Once all is ready, you need to complete one last step, which is configuring Kibana to use the logs collected via Fluentd and stored in Elasticsearch. To do so, access the Kibana web dashboard (http://localhost:5601). On the first access, you’ll be redirected to the management page, where you’ll need to configure an index pattern. You need to tell Kibana where to find your data. If you recall, in the Fluentd configuration, you set an option for the logstash prefix with the value fluentd. This is what you need to enter in the index text box presented to you. Figure 12.7 shows the Kibana dashboard management section and the value you need to input.

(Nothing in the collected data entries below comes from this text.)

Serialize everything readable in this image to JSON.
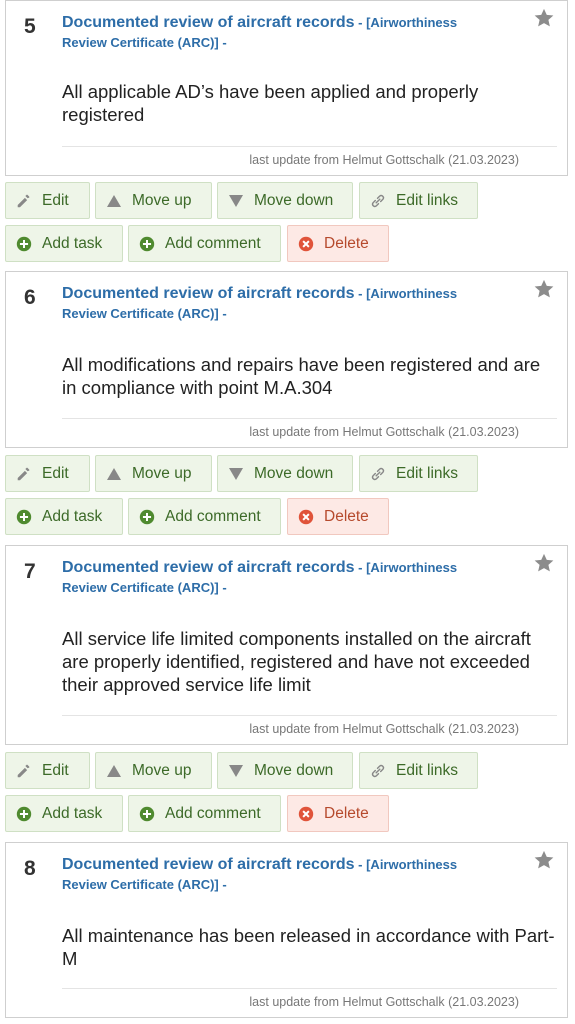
{
  "items": [
    {
      "number": "5",
      "title": "Documented review of aircraft records",
      "tag": " - [Airworthiness Review Certificate (ARC)] -",
      "text": "All applicable AD’s have been applied and properly registered",
      "footer": "last update from Helmut Gottschalk (21.03.2023)"
    },
    {
      "number": "6",
      "title": "Documented review of aircraft records",
      "tag": " - [Airworthiness Review Certificate (ARC)] -",
      "text": "All modifications and repairs have been registered and are in compliance with point M.A.304",
      "footer": "last update from Helmut Gottschalk (21.03.2023)"
    },
    {
      "number": "7",
      "title": "Documented review of aircraft records",
      "tag": " - [Airworthiness Review Certificate (ARC)] -",
      "text": "All service life limited components installed on the aircraft are properly identified, registered and have not exceeded their approved service life limit",
      "footer": "last update from Helmut Gottschalk (21.03.2023)"
    },
    {
      "number": "8",
      "title": "Documented review of aircraft records",
      "tag": " - [Airworthiness Review Certificate (ARC)] -",
      "text": "All maintenance has been released in accordance with Part-M",
      "footer": "last update from Helmut Gottschalk (21.03.2023)"
    }
  ],
  "actions": {
    "edit": "Edit",
    "move_up": "Move up",
    "move_down": "Move down",
    "edit_links": "Edit links",
    "add_task": "Add task",
    "add_comment": "Add comment",
    "delete": "Delete"
  },
  "colors": {
    "title": "#2d6da8",
    "button_bg": "#eef5e8",
    "delete_bg": "#fde9e5",
    "delete_icon": "#e0533a",
    "add_icon": "#4f8a2f"
  }
}
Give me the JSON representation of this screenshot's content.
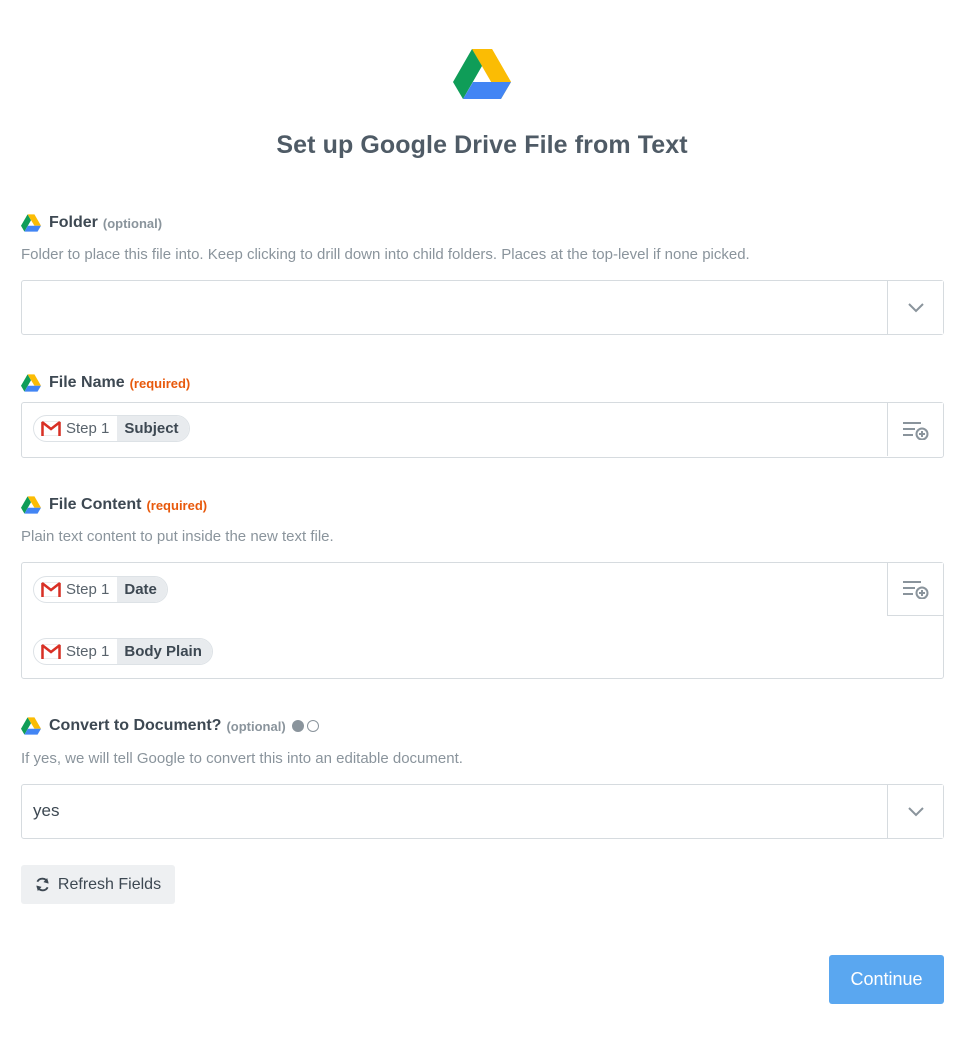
{
  "header": {
    "title": "Set up Google Drive File from Text",
    "logo_icon": "google-drive-icon"
  },
  "fields": {
    "folder": {
      "label": "Folder",
      "badge": "(optional)",
      "help": "Folder to place this file into. Keep clicking to drill down into child folders. Places at the top-level if none picked.",
      "value": ""
    },
    "file_name": {
      "label": "File Name",
      "badge": "(required)",
      "tokens": [
        {
          "step": "Step 1",
          "field": "Subject",
          "icon": "gmail-icon"
        }
      ]
    },
    "file_content": {
      "label": "File Content",
      "badge": "(required)",
      "help": "Plain text content to put inside the new text file.",
      "tokens": [
        {
          "step": "Step 1",
          "field": "Date",
          "icon": "gmail-icon"
        },
        {
          "step": "Step 1",
          "field": "Body Plain",
          "icon": "gmail-icon"
        }
      ]
    },
    "convert": {
      "label": "Convert to Document?",
      "badge": "(optional)",
      "help": "If yes, we will tell Google to convert this into an editable document.",
      "value": "yes"
    }
  },
  "actions": {
    "refresh_label": "Refresh Fields",
    "continue_label": "Continue"
  },
  "colors": {
    "accent": "#5aa7f0",
    "required": "#e8590c",
    "muted": "#8a949c"
  }
}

After inserting fluentd-* as the index pattern and clicking the Create button, you’ll be ready to explore all the log data that your multiple services create. Elasticsearch will forward all data to a central location, and you’ll be able to access it in a convenient way.

c12_07.png

Figure 12.7 The Kibana management section where you need to indicate the index pattern for it to be able to fetch data from Elasticsearch

To generate some log data, all you need to do is create a sell request to your gateway service. To do so, you need to issue a POST request to the gateway. The following shows presenting a request via curl, but any tool capable of generating a POST request will do:

chapter-12$ curl -X POST http://localhost:5001/shares/sell 
  -H 'cache-control: no-cache' 
  -H 'content-type: application/json'    ①  
chapter-12$ {"ok": "sell order e11f4713-8bd8-4882-b645
-55f96d220e44 placed"}    ②  

Now that you have log data collected, you can explore it using Kibana. Clicking on the Discover section on the left side of Kibana’s web dashboard will take you to a page where you can perform searches. In the search box, insert the request UUID you received as the sell order response. In the case of this example, you’d be using e11f4713-8bd8-4882-b645-55f96d220e44 as your search parameter. In the next section, we’ll show you how to use Kibana to follow the execution of a sell request through the different services involved.

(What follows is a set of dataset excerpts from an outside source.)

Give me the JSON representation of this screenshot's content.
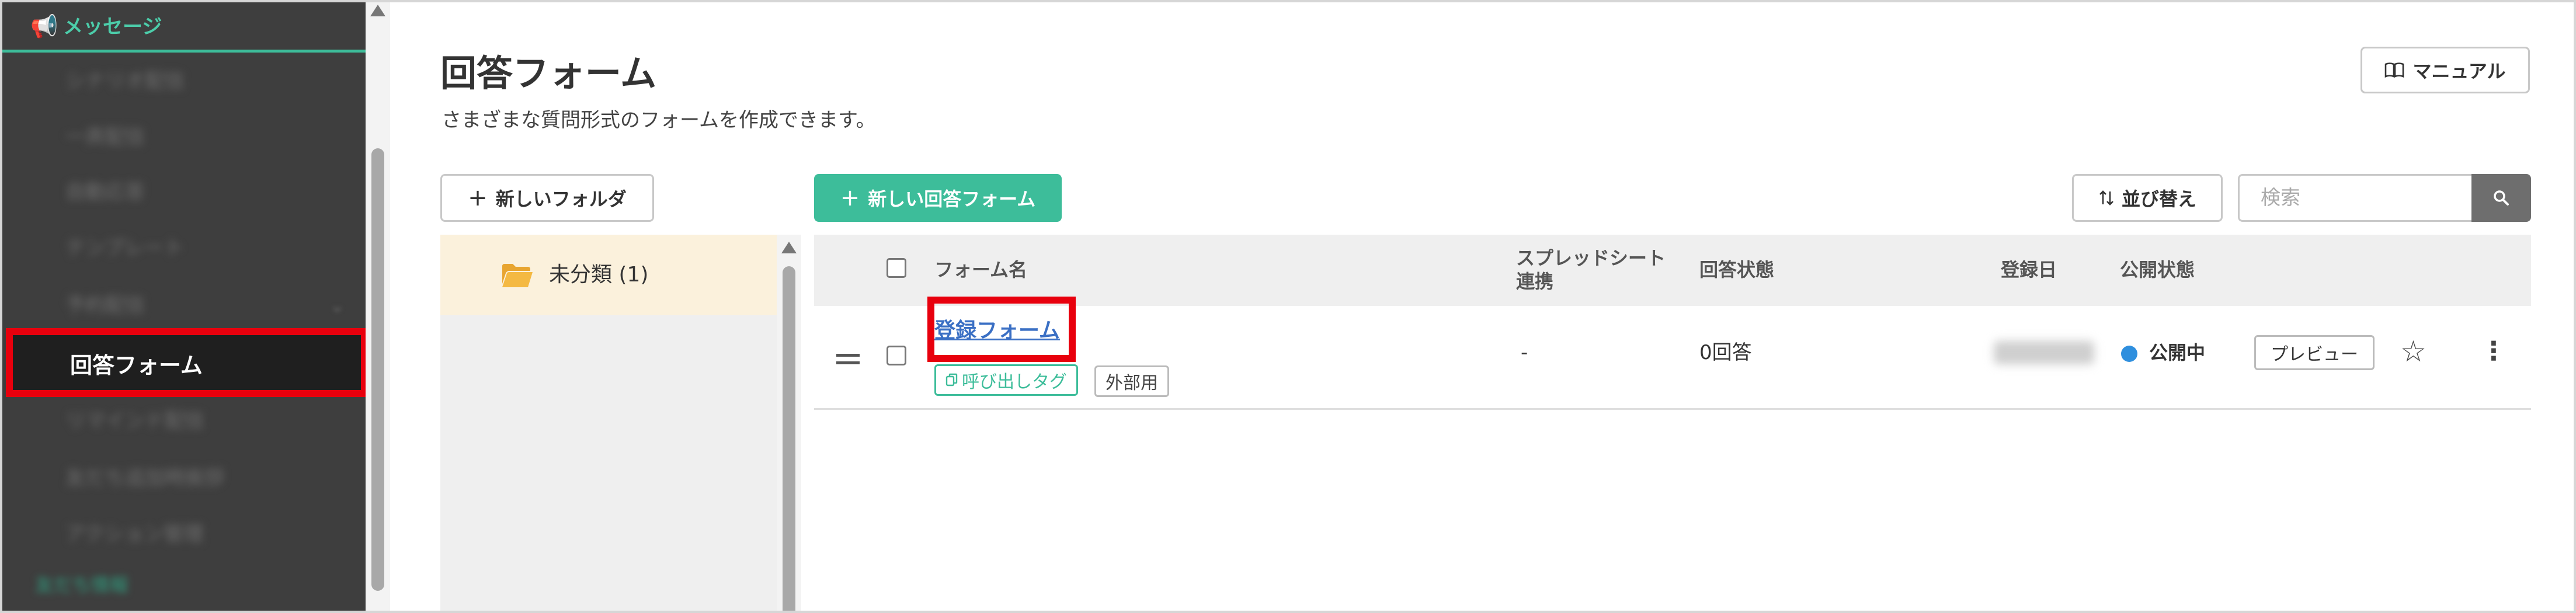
{
  "sidebar": {
    "header_icon": "megaphone-icon",
    "header_label": "メッセージ",
    "blurred_items": [
      "シナリオ配信",
      "一斉配信",
      "自動応答",
      "テンプレート",
      "予約配信"
    ],
    "active_item": "回答フォーム",
    "blurred_items_after": [
      "リマインド配信",
      "友だち追加時挨拶",
      "アクション管理"
    ],
    "footer_item": "友だち情報"
  },
  "header": {
    "title": "回答フォーム",
    "subtitle": "さまざまな質問形式のフォームを作成できます。",
    "manual_label": "マニュアル",
    "manual_icon": "book-icon"
  },
  "toolbar": {
    "new_folder_label": "新しいフォルダ",
    "new_form_label": "新しい回答フォーム",
    "sort_label": "並び替え",
    "search_placeholder": "検索"
  },
  "folders": [
    {
      "label": "未分類 (1)",
      "icon": "folder-open-icon"
    }
  ],
  "table": {
    "columns": {
      "name": "フォーム名",
      "sheet_line1": "スプレッドシート",
      "sheet_line2": "連携",
      "answers": "回答状態",
      "date": "登録日",
      "status": "公開状態"
    },
    "rows": [
      {
        "name": "登録フォーム",
        "tag_call": "呼び出しタグ",
        "tag_external": "外部用",
        "sheet": "-",
        "answers": "0回答",
        "status": "公開中",
        "preview_label": "プレビュー"
      }
    ]
  },
  "colors": {
    "accent": "#3dbd9a",
    "highlight": "#e8000d",
    "status_public": "#2f8fde",
    "link": "#3a6fc4"
  }
}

12.3.4 Finding a needle in the haystack

In the code example for this chapter, you have five independent services collaborating to allow SimpleBank users to sell shares. All services are logging their operations and using the request UUID as a unique identifier to allow you to aggregate all log messages referring to a sell order that’s processing. You can make use of Kibana to explore your logs and track down the execution of a request. In figure 12.8, you use the order ID that the gateway service returns to perform the search.

When you use the request ID as the search parameter, Kibana filters the log data, and you get 11 hits that allow you to follow the execution of a request through different services. Kibana allows you to use complex queries to be able to uncover insights. You get the ability to filter per service, sort by time, and even use log data — for example, execution times present in the log entries — to create dashboards to track performance. This use is beyond the scope of this chapter, but do feel free to explore the possibilities offered to get new perspectives on the collected data.

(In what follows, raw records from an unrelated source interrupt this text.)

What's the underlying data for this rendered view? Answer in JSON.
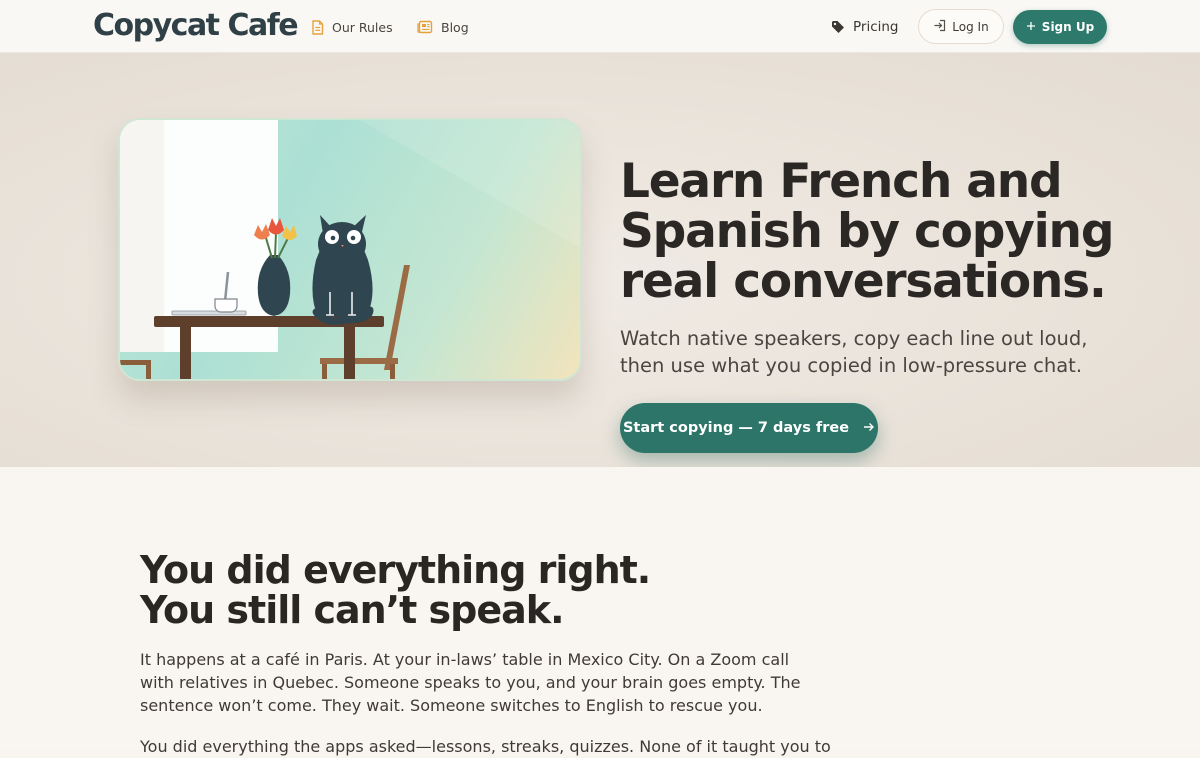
{
  "header": {
    "logo": "Copycat Cafe",
    "nav": [
      {
        "label": "Our Rules",
        "icon": "document-icon"
      },
      {
        "label": "Blog",
        "icon": "newspaper-icon"
      }
    ],
    "pricing_label": "Pricing",
    "login_label": "Log In",
    "signup_label": "Sign Up"
  },
  "hero": {
    "title_lines": [
      "Learn French and",
      "Spanish by copying",
      "real conversations."
    ],
    "subtitle_lines": [
      "Watch native speakers, copy each line out loud,",
      "then use what you copied in low-pressure chat."
    ],
    "cta_label": "Start copying — 7 days free",
    "illustration": "cat-at-cafe-table-illustration"
  },
  "section": {
    "title_lines": [
      "You did everything right.",
      "You still can’t speak."
    ],
    "para1_lines": [
      "It happens at a café in Paris. At your in-laws’ table in Mexico City. On a Zoom call",
      "with relatives in Quebec. Someone speaks to you, and your brain goes empty. The",
      "sentence won’t come. They wait. Someone switches to English to rescue you."
    ],
    "para2_lines": [
      "You did everything the apps asked—lessons, streaks, quizzes. None of it taught you to"
    ]
  },
  "colors": {
    "brand_teal": "#2d7a6c",
    "logo_slate": "#2f4046",
    "icon_orange": "#e5a23a"
  }
}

We’ll now zoom in a bit and focus on some of the log entries that your query shows. Figure 12.9 shows some of those entries with a bit more detail.

c12_08.png

Figure 12.8 Searching the log data using a request ID

c12_09.png

Figure 12.9 Detailed view of log messages in the Kibana search page

In figure 12.9, you’ll find messages from the market and gateway services. For the latter, given that the log level selected was DEBUG, you’ll find both info and debug messages. As mentioned previously, by using the logstash-formatter library in your Python code, you get more information for free. You can find data regarding execution times and scoping of the execution by module, function, line, process, and thread. All of this info can be useful if you need to diagnose any issues in the future.

12.3.5 Logging the right information

Now that you’re able to collect logs and store them, you need to be careful about what information you send via logs. Things like passwords, credit card numbers, ID card numbers, and potentially sensitive personal data that get sent will be stored and accessible by anyone who can use the logging infrastructure. In your case, you’re hosting and controlling the logging infrastructure, but if you were using a third-party provider, you’d need to pay extra attention to these details. You have no easy way to delete only some of the data already sent. In most cases, if you want to delete something specific, it means deleting all the log data for a given period of time.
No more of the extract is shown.